GIB is usually caused by the ingestion of water, food including fruits, or vegetables contaminated by animal fecal matter. Other proposed routes include the use of contaminated paper for cleaning the skin (e.g., toilet paper for cleaning of the skin after defecation) or implantation of the fungus following surgical procedures. B. ranarum is commonly found in the soil; therefore, gardeners, farmers, and landscapers are exposed to B. ranarum more than the rest of the population [3, 5]. Pediatric GIB is an unusual fungal infection caused by B. ranarum [1, 2, 6]. Typically, this organism causes subcutaneous, sinus, and nasal infection, and rarely causes a soft tissue tumor-like mass of the bowel. The classical disease has a chronic course and occurs mostly in young children as young as 1 month of age [6]. GIB was first identified in 1964 in a 4-year-old boy, and since then has been reported in several countries, including Saudi Arabia, Kuwait, and Iran [7]. GIB has no definitive clinical presentation, and the diagnosis is missed in the initial stage in almost all cases. Patients are usually misdiagnosed with other more common conditions, such as Crohn’s disease, inflammatory pseudotumor, and colorectal cancer, in the initial stage [3, 7,8,9,10].

In our case, the patient presented with severe generalized abdominal pain, nausea, vomiting, and weight loss, which were mismanaged with analgesics, and the condition was misdiagnosed by multiple healthcare providers, reflecting the difficulty in diagnosing GIB. GIB is mainly diagnosed by histological examination of the surgical specimens; thus, almost all patients develop complications before diagnosis [11].

Although the majority of the cases are diagnosed based on biopsy and histopathological findings, which includes chronic granulomas rich in eosinophils and the Splendore–Hoeppli phenomenon, the definitive diagnosis is proven by a culture, which is the gold standard, and by special staining for fungi (periodic acid-Schiff stain) [12, 13].

Furthermore, the management of this disease requires a combination of surgical and medical intervention.
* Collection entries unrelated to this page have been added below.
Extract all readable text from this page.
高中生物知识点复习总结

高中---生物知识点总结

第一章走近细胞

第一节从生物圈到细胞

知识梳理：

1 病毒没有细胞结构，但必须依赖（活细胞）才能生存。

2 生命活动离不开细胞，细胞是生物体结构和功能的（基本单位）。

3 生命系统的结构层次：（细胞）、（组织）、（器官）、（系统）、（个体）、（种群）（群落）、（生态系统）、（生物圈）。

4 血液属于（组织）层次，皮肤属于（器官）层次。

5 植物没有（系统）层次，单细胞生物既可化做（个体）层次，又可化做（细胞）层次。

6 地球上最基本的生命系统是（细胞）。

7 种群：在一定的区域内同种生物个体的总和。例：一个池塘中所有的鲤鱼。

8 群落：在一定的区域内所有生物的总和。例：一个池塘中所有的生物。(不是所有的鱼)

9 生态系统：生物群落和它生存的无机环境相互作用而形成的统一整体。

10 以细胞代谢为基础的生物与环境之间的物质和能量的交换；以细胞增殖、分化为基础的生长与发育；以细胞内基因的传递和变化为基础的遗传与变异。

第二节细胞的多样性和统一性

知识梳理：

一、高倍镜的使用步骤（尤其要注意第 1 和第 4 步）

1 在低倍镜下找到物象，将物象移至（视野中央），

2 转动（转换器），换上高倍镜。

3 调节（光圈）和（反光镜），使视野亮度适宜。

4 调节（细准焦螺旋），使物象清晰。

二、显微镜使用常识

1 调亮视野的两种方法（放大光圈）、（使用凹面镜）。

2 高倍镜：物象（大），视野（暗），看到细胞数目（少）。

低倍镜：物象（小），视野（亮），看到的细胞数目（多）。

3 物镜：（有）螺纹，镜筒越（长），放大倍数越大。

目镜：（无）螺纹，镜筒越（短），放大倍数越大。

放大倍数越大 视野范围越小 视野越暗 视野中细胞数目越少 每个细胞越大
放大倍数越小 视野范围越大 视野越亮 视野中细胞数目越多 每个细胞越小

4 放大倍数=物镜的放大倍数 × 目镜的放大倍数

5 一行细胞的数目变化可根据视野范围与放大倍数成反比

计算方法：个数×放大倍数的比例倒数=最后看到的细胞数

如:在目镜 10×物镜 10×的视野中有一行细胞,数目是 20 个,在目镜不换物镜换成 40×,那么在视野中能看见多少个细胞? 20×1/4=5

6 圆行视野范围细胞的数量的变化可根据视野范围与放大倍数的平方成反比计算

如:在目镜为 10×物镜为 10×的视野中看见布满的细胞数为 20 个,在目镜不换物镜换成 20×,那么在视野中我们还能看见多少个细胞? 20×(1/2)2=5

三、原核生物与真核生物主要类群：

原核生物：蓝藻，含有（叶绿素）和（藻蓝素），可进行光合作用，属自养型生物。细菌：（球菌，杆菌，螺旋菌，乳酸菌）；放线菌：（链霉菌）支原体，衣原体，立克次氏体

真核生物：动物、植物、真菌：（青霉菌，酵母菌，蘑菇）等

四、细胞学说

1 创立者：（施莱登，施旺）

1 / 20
GIB is managed surgically using resection and/or debridement of all necrotic tissue, followed by long-term antifungal treatment (weeks to months) [14, 15]. The optimal duration of antifungal therapy for GIB is presently unknown; most experts recommend a minimum treatment duration of 6 months after surgical resection to minimize the risk of relapse. Our patient received antifungal therapy (voriconazole) for 12 months [16].

In the literature, there is a lack of consensus about the antifungal agent of choice, and some studies have reported failure of therapy with amphotericin B. Nevertheless, favorable results have been reported with posaconazole and voriconazole in GIB [15].
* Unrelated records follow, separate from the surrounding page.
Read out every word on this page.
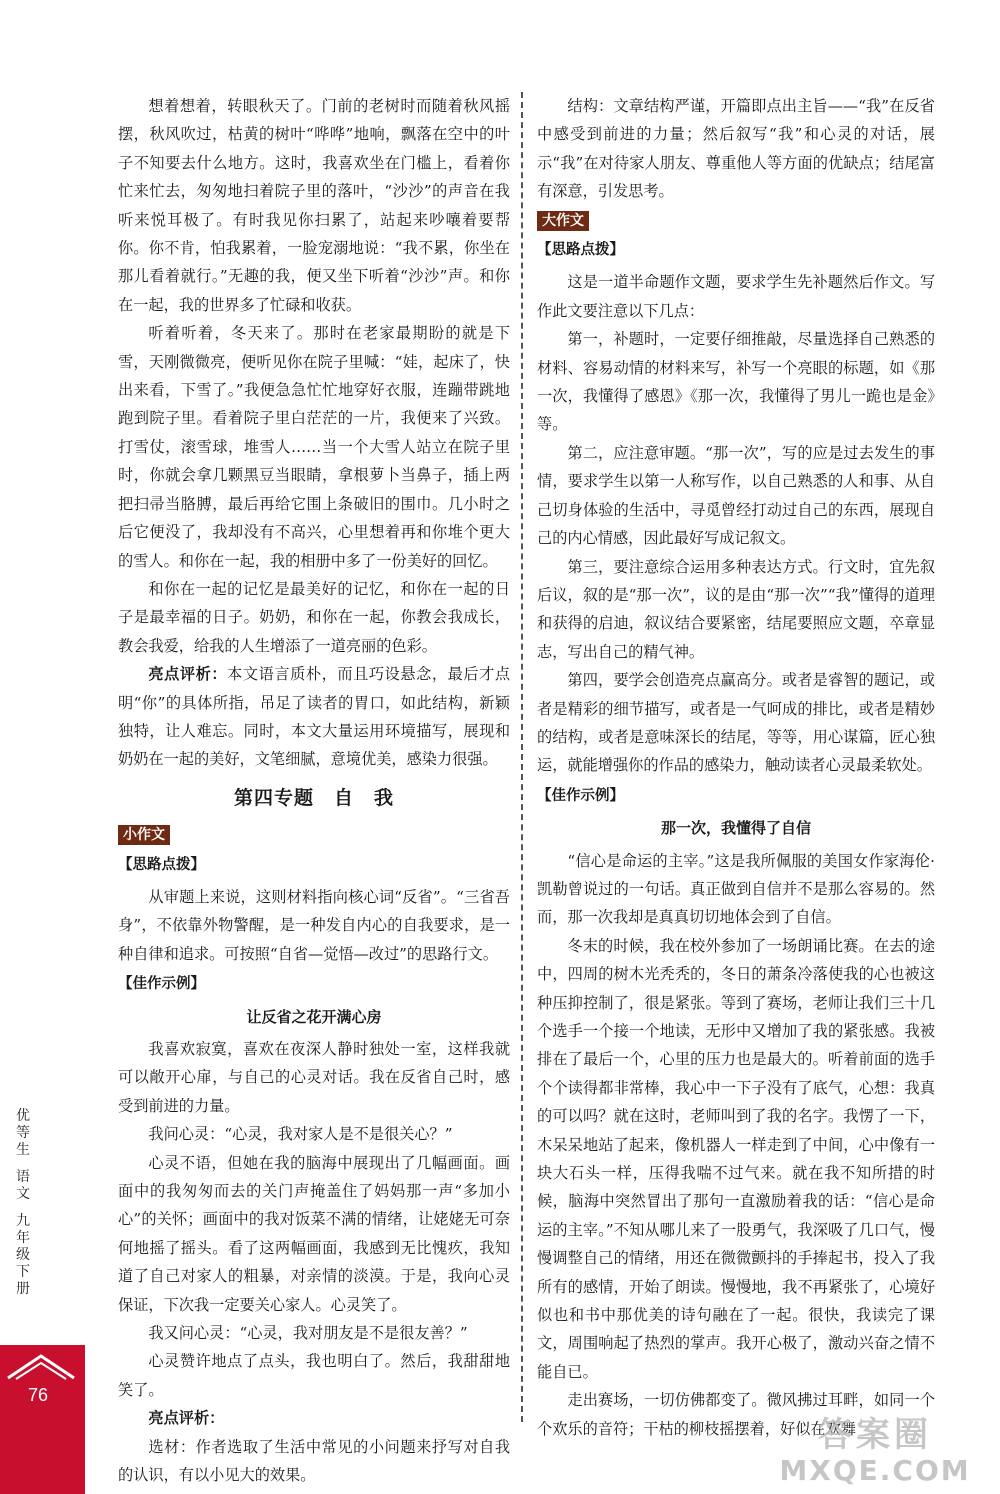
想着想着，转眼秋天了。门前的老树时而随着秋风摇摆，秋风吹过，枯黄的树叶“哗哗”地响，飘落在空中的叶子不知要去什么地方。这时，我喜欢坐在门槛上，看着你忙来忙去，匆匆地扫着院子里的落叶，“沙沙”的声音在我听来悦耳极了。有时我见你扫累了，站起来吵嚷着要帮你。你不肯，怕我累着，一脸宠溺地说：“我不累，你坐在那儿看着就行。”无趣的我，便又坐下听着“沙沙”声。和你在一起，我的世界多了忙碌和收获。

听着听着，冬天来了。那时在老家最期盼的就是下雪，天刚微微亮，便听见你在院子里喊：“娃，起床了，快出来看，下雪了。”我便急急忙忙地穿好衣服，连蹦带跳地跑到院子里。看着院子里白茫茫的一片，我便来了兴致。打雪仗，滚雪球，堆雪人……当一个大雪人站立在院子里时，你就会拿几颗黑豆当眼睛，拿根萝卜当鼻子，插上两把扫帚当胳膊，最后再给它围上条破旧的围巾。几小时之后它便没了，我却没有不高兴，心里想着再和你堆个更大的雪人。和你在一起，我的相册中多了一份美好的回忆。

和你在一起的记忆是最美好的记忆，和你在一起的日子是最幸福的日子。奶奶，和你在一起，你教会我成长，教会我爱，给我的人生增添了一道亮丽的色彩。

亮点评析：本文语言质朴，而且巧设悬念，最后才点明“你”的具体所指，吊足了读者的胃口，如此结构，新颖独特，让人难忘。同时，本文大量运用环境描写，展现和奶奶在一起的美好，文笔细腻，意境优美，感染力很强。

第四专题　自　我
小作文
【思路点拨】

从审题上来说，这则材料指向核心词“反省”。“三省吾身”，不依靠外物警醒，是一种发自内心的自我要求，是一种自律和追求。可按照“自省—觉悟—改过”的思路行文。

【佳作示例】
让反省之花开满心房

我喜欢寂寞，喜欢在夜深人静时独处一室，这样我就可以敞开心扉，与自己的心灵对话。我在反省自己时，感受到前进的力量。

我问心灵：“心灵，我对家人是不是很关心？”

心灵不语，但她在我的脑海中展现出了几幅画面。画面中的我匆匆而去的关门声掩盖住了妈妈那一声“多加小心”的关怀；画面中的我对饭菜不满的情绪，让姥姥无可奈何地摇了摇头。看了这两幅画面，我感到无比愧疚，我知道了自己对家人的粗暴，对亲情的淡漠。于是，我向心灵保证，下次我一定要关心家人。心灵笑了。

我又问心灵：“心灵，我对朋友是不是很友善？”

心灵赞许地点了点头，我也明白了。然后，我甜甜地笑了。

亮点评析：

选材：作者选取了生活中常见的小问题来抒写对自我的认识，有以小见大的效果。

结构：文章结构严谨，开篇即点出主旨——“我”在反省中感受到前进的力量；然后叙写“我”和心灵的对话，展示“我”在对待家人朋友、尊重他人等方面的优缺点；结尾富有深意，引发思考。

大作文
【思路点拨】

这是一道半命题作文题，要求学生先补题然后作文。写作此文要注意以下几点：

第一，补题时，一定要仔细推敲，尽量选择自己熟悉的材料、容易动情的材料来写，补写一个亮眼的标题，如《那一次，我懂得了感恩》《那一次，我懂得了男儿一跪也是金》等。

第二，应注意审题。“那一次”，写的应是过去发生的事情，要求学生以第一人称写作，以自己熟悉的人和事、从自己切身体验的生活中，寻觅曾经打动过自己的东西，展现自己的内心情感，因此最好写成记叙文。

第三，要注意综合运用多种表达方式。行文时，宜先叙后议，叙的是“那一次”，议的是由“那一次”“我”懂得的道理和获得的启迪，叙议结合要紧密，结尾要照应文题，卒章显志，写出自己的精气神。

第四，要学会创造亮点赢高分。或者是睿智的题记，或者是精彩的细节描写，或者是一气呵成的排比，或者是精妙的结构，或者是意味深长的结尾，等等，用心谋篇，匠心独运，就能增强你的作品的感染力，触动读者心灵最柔软处。

【佳作示例】
那一次，我懂得了自信

“信心是命运的主宰。”这是我所佩服的美国女作家海伦·凯勒曾说过的一句话。真正做到自信并不是那么容易的。然而，那一次我却是真真切切地体会到了自信。

冬末的时候，我在校外参加了一场朗诵比赛。在去的途中，四周的树木光秃秃的，冬日的萧条冷落使我的心也被这种压抑控制了，很是紧张。等到了赛场，老师让我们三十几个选手一个接一个地读，无形中又增加了我的紧张感。我被排在了最后一个，心里的压力也是最大的。听着前面的选手个个读得都非常棒，我心中一下子没有了底气，心想：我真的可以吗？就在这时，老师叫到了我的名字。我愣了一下，木呆呆地站了起来，像机器人一样走到了中间，心中像有一块大石头一样，压得我喘不过气来。就在我不知所措的时候，脑海中突然冒出了那句一直激励着我的话：“信心是命运的主宰。”不知从哪儿来了一股勇气，我深吸了几口气，慢慢调整自己的情绪，用还在微微颤抖的手捧起书，投入了我所有的感情，开始了朗读。慢慢地，我不再紧张了，心境好似也和书中那优美的诗句融在了一起。很快，我读完了课文，周围响起了热烈的掌声。我开心极了，激动兴奋之情不能自已。

走出赛场，一切仿佛都变了。微风拂过耳畔，如同一个个欢乐的音符；干枯的柳枝摇摆着，好似在欢舞

优等生
语文
九年级下册
76
答案圈
MXQE.COM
Finally, the route of entry of B. ranarum was from the soil or decaying plants, resulting in gastrointestinal disease in this patient who resides in the southern region of Saudi Arabia.

GIB is difficult to diagnose due to its rarity and non-specific clinical presentation, as it resembles several other more common diseases. Consequently, numerous cases are misdiagnosed and mistreated. We aim to broaden clinicians’ knowledge about this disease by reporting this case of an extremely unique presentation of this rare disease. Moreover, we hope for favorable outcomes when faced with such rare conditions and that our findings may pave the way for a better grasp of the treatment and management of such cases.